Nonostante le perplessità degli ufficiali del Battaglione Alpini Val Cordevole, che avrebbe dovuto fornire gli alpini per l’impresa, ed il parere sfavorevole del Corpo Aerostieri, il Colonnello Peppino Garibaldi, che era al comando delle truppe nel settore della Marmolada, decise di portare avanti il progetto ed invitò in zona un esperto aviatore, tale Giuseppe Colombo, il quale concluse che l’impresa era possibile.

Poiché il Comando della IV Armata, si rifiutava di fornire i materiali necessari, Peppino Garibaldi parlò del progetto ad un corrispondente di guerra, tale Filippo Naldi, che a sua volta ne parlò ad un industriale, tale commendator Cobianchi, che all’epoca produceva spolette per proiettili d’artiglieria per il nostro esercito.
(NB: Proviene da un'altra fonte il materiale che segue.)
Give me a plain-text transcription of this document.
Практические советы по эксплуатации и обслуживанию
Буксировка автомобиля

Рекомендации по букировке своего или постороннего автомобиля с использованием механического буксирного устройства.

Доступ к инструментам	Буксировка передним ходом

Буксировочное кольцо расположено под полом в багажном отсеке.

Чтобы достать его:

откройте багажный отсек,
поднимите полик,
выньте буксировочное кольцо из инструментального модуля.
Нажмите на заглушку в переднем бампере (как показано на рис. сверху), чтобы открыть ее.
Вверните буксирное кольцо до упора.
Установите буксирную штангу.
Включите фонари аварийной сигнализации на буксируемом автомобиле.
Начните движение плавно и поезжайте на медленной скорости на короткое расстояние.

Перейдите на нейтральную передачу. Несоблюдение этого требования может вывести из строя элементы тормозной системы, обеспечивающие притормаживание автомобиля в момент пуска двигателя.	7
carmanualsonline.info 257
Il Cobianchi si assunse l’onere dell’impresa; visti i fatti, e finalmente anche il Comando del Genio della IV Armata, nella persona del Generale Maurizio Morris, diede il “placet”.
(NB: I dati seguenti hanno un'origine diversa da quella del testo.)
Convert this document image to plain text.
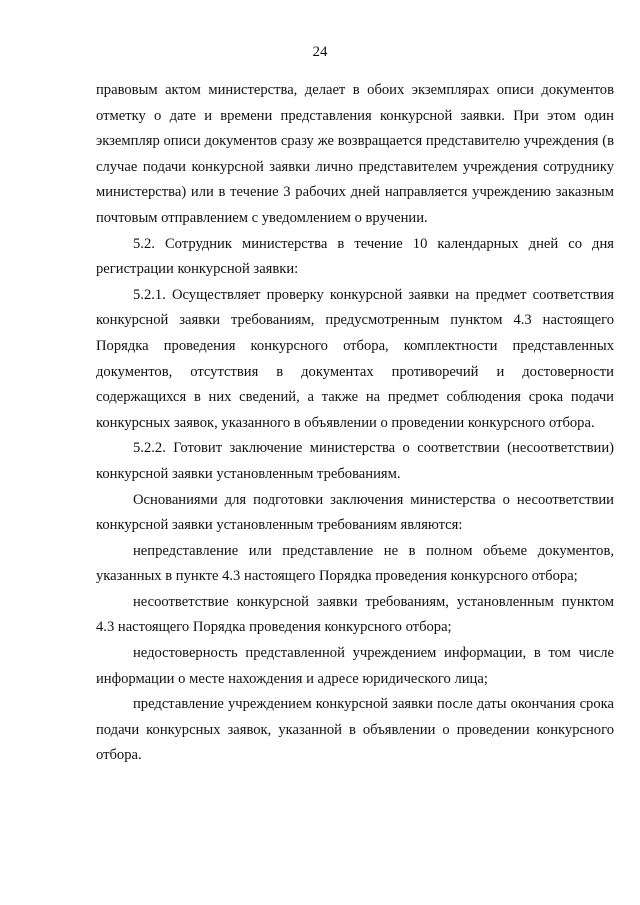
24

правовым актом министерства, делает в обоих экземплярах описи документов отметку о дате и времени представления конкурсной заявки. При этом один экземпляр описи документов сразу же возвращается представителю учреждения (в случае подачи конкурсной заявки лично представителем учреждения сотруднику министерства) или в течение 3 рабочих дней направляется учреждению заказным почтовым отправлением с уведомлением о вручении.

5.2. Сотрудник министерства в течение 10 календарных дней со дня регистрации конкурсной заявки:

5.2.1. Осуществляет проверку конкурсной заявки на предмет соответствия конкурсной заявки требованиям, предусмотренным пунктом 4.3 настоящего Порядка проведения конкурсного отбора, комплектности представленных документов, отсутствия в документах противоречий и достоверности содержащихся в них сведений, а также на предмет соблюдения срока подачи конкурсных заявок, указанного в объявлении о проведении конкурсного отбора.

5.2.2. Готовит заключение министерства о соответствии (несоответствии) конкурсной заявки установленным требованиям.

Основаниями для подготовки заключения министерства о несоответствии конкурсной заявки установленным требованиям являются:

непредставление или представление не в полном объеме документов, указанных в пункте 4.3 настоящего Порядка проведения конкурсного отбора;

несоответствие конкурсной заявки требованиям, установленным пунктом 4.3 настоящего Порядка проведения конкурсного отбора;

недостоверность представленной учреждением информации, в том числе информации о месте нахождения и адресе юридического лица;

представление учреждением конкурсной заявки после даты окончания срока подачи конкурсных заявок, указанной в объявлении о проведении конкурсного отбора.
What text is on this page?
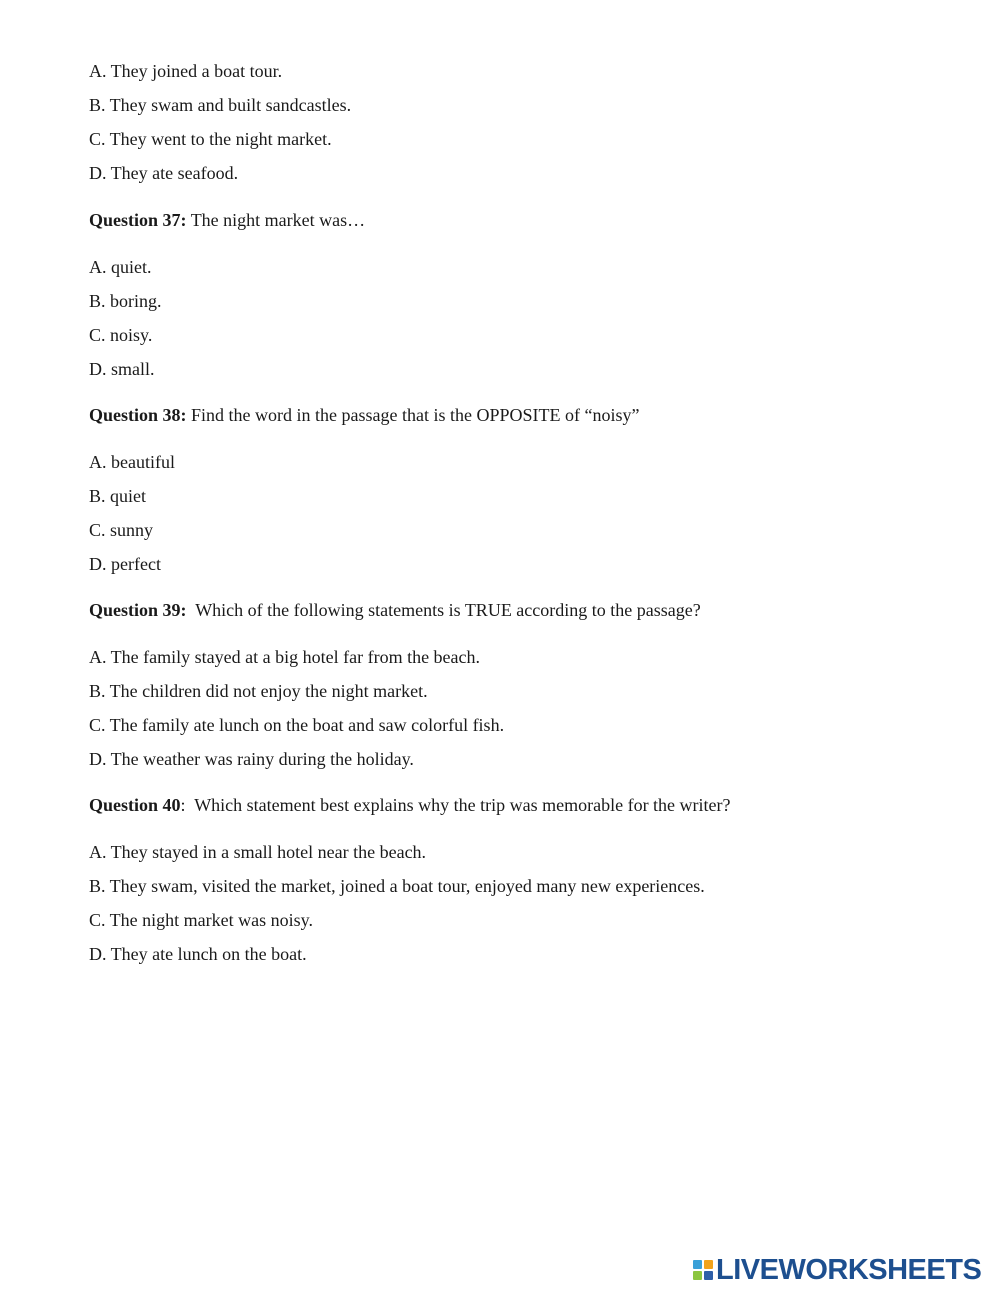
A. They joined a boat tour.
B. They swam and built sandcastles.
C. They went to the night market.
D. They ate seafood.
Question 37: The night market was…
A. quiet.
B. boring.
C. noisy.
D. small.
Question 38: Find the word in the passage that is the OPPOSITE of “noisy”
A. beautiful
B. quiet
C. sunny
D. perfect
Question 39:  Which of the following statements is TRUE according to the passage?
A. The family stayed at a big hotel far from the beach.
B. The children did not enjoy the night market.
C. The family ate lunch on the boat and saw colorful fish.
D. The weather was rainy during the holiday.
Question 40:  Which statement best explains why the trip was memorable for the writer?
A. They stayed in a small hotel near the beach.
B. They swam, visited the market, joined a boat tour, enjoyed many new experiences.
C. The night market was noisy.
D. They ate lunch on the boat.
LIVEWORKSHEETS
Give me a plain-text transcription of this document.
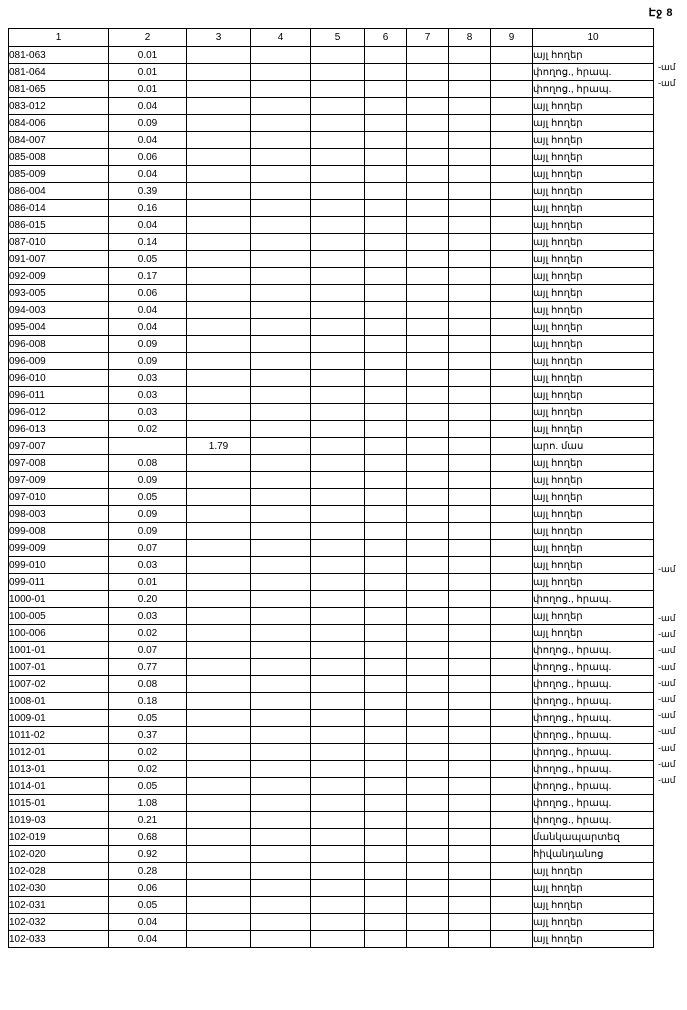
Էջ 8
1	2	3	4	5	6	7	8	9	10
081-063	0.01								այլ հողեր
081-064	0.01								փողոց., հրապ.
081-065	0.01								փողոց., հրապ.
083-012	0.04								այլ հողեր
084-006	0.09								այլ հողեր
084-007	0.04								այլ հողեր
085-008	0.06								այլ հողեր
085-009	0.04								այլ հողեր
086-004	0.39								այլ հողեր
086-014	0.16								այլ հողեր
086-015	0.04								այլ հողեր
087-010	0.14								այլ հողեր
091-007	0.05								այլ հողեր
092-009	0.17								այլ հողեր
093-005	0.06								այլ հողեր
094-003	0.04								այլ հողեր
095-004	0.04								այլ հողեր
096-008	0.09								այլ հողեր
096-009	0.09								այլ հողեր
096-010	0.03								այլ հողեր
096-011	0.03								այլ հողեր
096-012	0.03								այլ հողեր
096-013	0.02								այլ հողեր
097-007		1.79							արո. մաս
097-008	0.08								այլ հողեր
097-009	0.09								այլ հողեր
097-010	0.05								այլ հողեր
098-003	0.09								այլ հողեր
099-008	0.09								այլ հողեր
099-009	0.07								այլ հողեր
099-010	0.03								այլ հողեր
099-011	0.01								այլ հողեր
1000-01	0.20								փողոց., հրապ.
100-005	0.03								այլ հողեր
100-006	0.02								այլ հողեր
1001-01	0.07								փողոց., հրապ.
1007-01	0.77								փողոց., հրապ.
1007-02	0.08								փողոց., հրապ.
1008-01	0.18								փողոց., հրապ.
1009-01	0.05								փողոց., հրապ.
1011-02	0.37								փողոց., հրապ.
1012-01	0.02								փողոց., հրապ.
1013-01	0.02								փողոց., հրապ.
1014-01	0.05								փողոց., հրապ.
1015-01	1.08								փողոց., հրապ.
1019-03	0.21								փողոց., հրապ.
102-019	0.68								մանկապարտեզ
102-020	0.92								հիվանդանոց
102-028	0.28								այլ հողեր
102-030	0.06								այլ հողեր
102-031	0.05								այլ հողեր
102-032	0.04								այլ հողեր
102-033	0.04								այլ հողեր
-ամ
-ամ
-ամ
-ամ
-ամ
-ամ
-ամ
-ամ
-ամ
-ամ
-ամ
-ամ
-ամ
-ամ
Il piano prevedeva la risalita notturna della parete sud da parte di cinque alpini a bordo del pallone aerostatico; raggiunta la cengia sottostante quota 3.153, gli alpini sarebbero sbarcati e avrebbero preso posizione in attesa dei rinforzi muniti di mitragliatrice. La squadra d’assalto avrebbe risalito il canalone sovrastante per sorprendere gli Austriaci.

A Milano il Cantiere Aeronautico Usuelli realizzò il pallone, opportunamente mimetizzato, della capacità di quasi 900 metri cubi. I primi giorni di ottobre il pallone assieme ad una novantina di bombole d’idrogeno ed alle lunghissime funi per frenarlo fu trasportato al Pian d’Ombretta. All’improvviso giunse, però, l’ordine di ritirata al Piave e tutta l’attrezzatura fu riportata a valle.

Il che, probabilmente, fu un bene....

Infatti, il pallone salendo lungo una parete non verticale, si sarebbe trovato al termine dell’ascensione a circa 380 metri di distanza dalla cengia, con la conseguente impossibilità di far sbarcare la squadra d’assalto.

Il pallone aerostatico sarebbe stato, infine, un facile bersaglio per la guarnigione austriaca: pochi proiettili sarebbero bastati per far esplodere l’involucro gonfiato di idrogeno, gas molto infiammabile.